Le recours à l’hôtel, qui impose des déménagements permanents d’un coin à l’autre de l’Île-de-France, si ce n’est plus loin, mettait déjà les familles en difficulté pour accéder aux associations d’aide ou pour scolariser les enfants. Mais depuis quelques mois, cette situation est passée à un stade critique qui outrepasse les limites de la dignité humaine et qui met en danger la vie d’hommes, de femmes et d’enfants.
Au Centre Primo Levi, où 350 réfugiés victimes directement ou indirectement de violences politiques sont soignés chaque année, le bébé de Lakmal est loin d’être le seul à être suivi par un médecin pour des raisons de conditions d’hébergement et d’insécurité alimentaire. « De façon générale, témoigne le Dr. Afnaïm, ces conditions aggravent l’état de santé physique et psychique des adultes comme des enfants. Les pathologies respiratoires, en particulier, sont de plus en plus fréquentes chez les plus jeunes. »
Le sentiment d’impuissance et de frustration est croissant dans notre équipe comme dans celles de toutes les associations d’aide aux demandeurs d’asile, sur lesquelles s’appuie le gouvernement sans pour autant leur donner les moyens d’apporter des solutions. Les travailleurs sociaux, mais aussi les psychothérapeutes (car il va sans dire que dans ces conditions, leur travail est également mis à mal), et de même tous ceux qui tentent d’apporter leur pierre à l’édifice, sont à bout de forces.

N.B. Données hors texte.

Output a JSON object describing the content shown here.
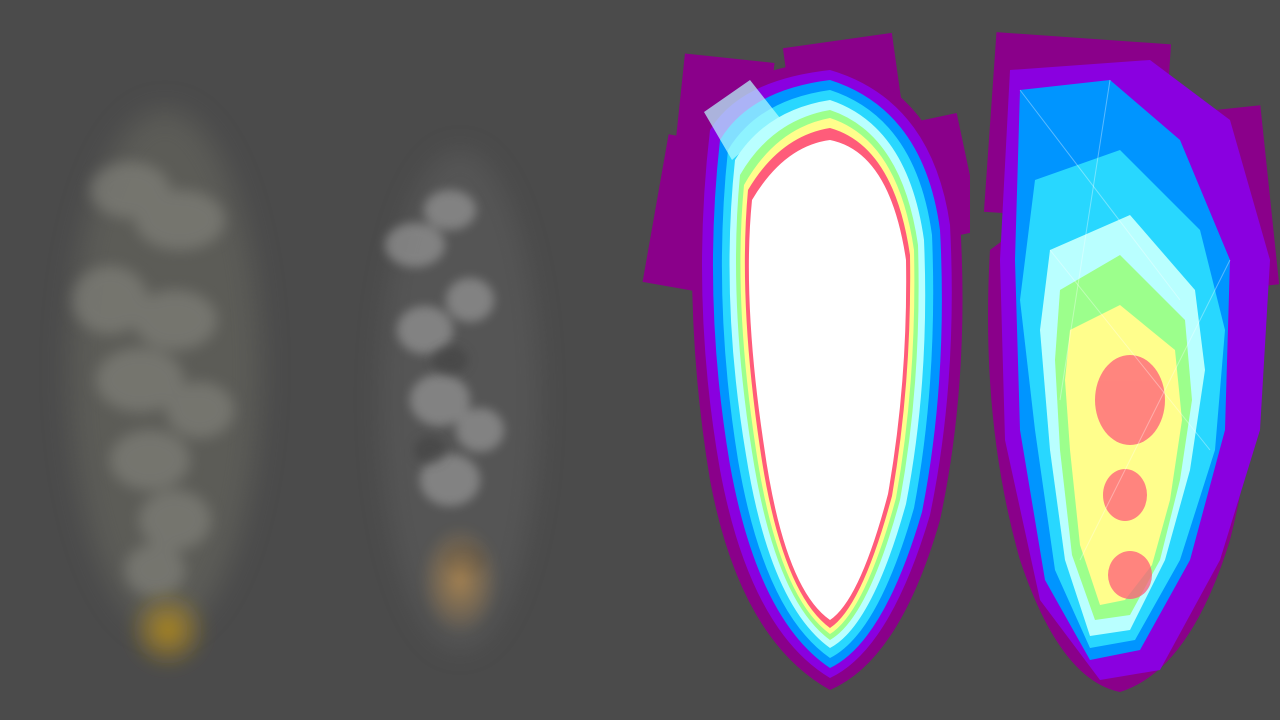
{
  "scene": {
    "background": "#4b4b4b",
    "panels": [
      {
        "id": "soft-particles-smoke",
        "smoke_tint": "#9a9a8a",
        "ember_tint": "#b48c1e"
      },
      {
        "id": "hard-particles-smoke",
        "smoke_tint": "#a8a8a8",
        "ember_tint": "#c89650"
      },
      {
        "id": "overdraw-heatmap-dense",
        "palette": [
          "#8a008a",
          "#8a00e0",
          "#0095ff",
          "#28d7ff",
          "#b9ffff",
          "#9cff8c",
          "#fffe8c",
          "#ff5c7a",
          "#ffffff"
        ]
      },
      {
        "id": "overdraw-heatmap-sparse",
        "palette": [
          "#8a008a",
          "#8a00e0",
          "#0095ff",
          "#28d7ff",
          "#b9ffff",
          "#9cff8c",
          "#fffe8c",
          "#ff5c7a"
        ]
      }
    ]
  }
}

Nous exhortons donc le gouvernement à ce que les efforts annoncés en faveur des plus démunis, et en particulier le plan triennal présenté par la ministre du logement le 3 février dernier, soient suivis d’effet le plus tôt possible pour apporter un regard humain à sa politique de « gestion des flux » et mettre un terme à ce qui commence à représenter une réelle crise humanitaire.
*Les noms de la famille ont été modifiés.
(1) A notre connaissance, il n’existe pas de chiffres sur les conditions de logement des demandeurs d’asile hors CADA (centres d’accueil pour demandeurs d’asile).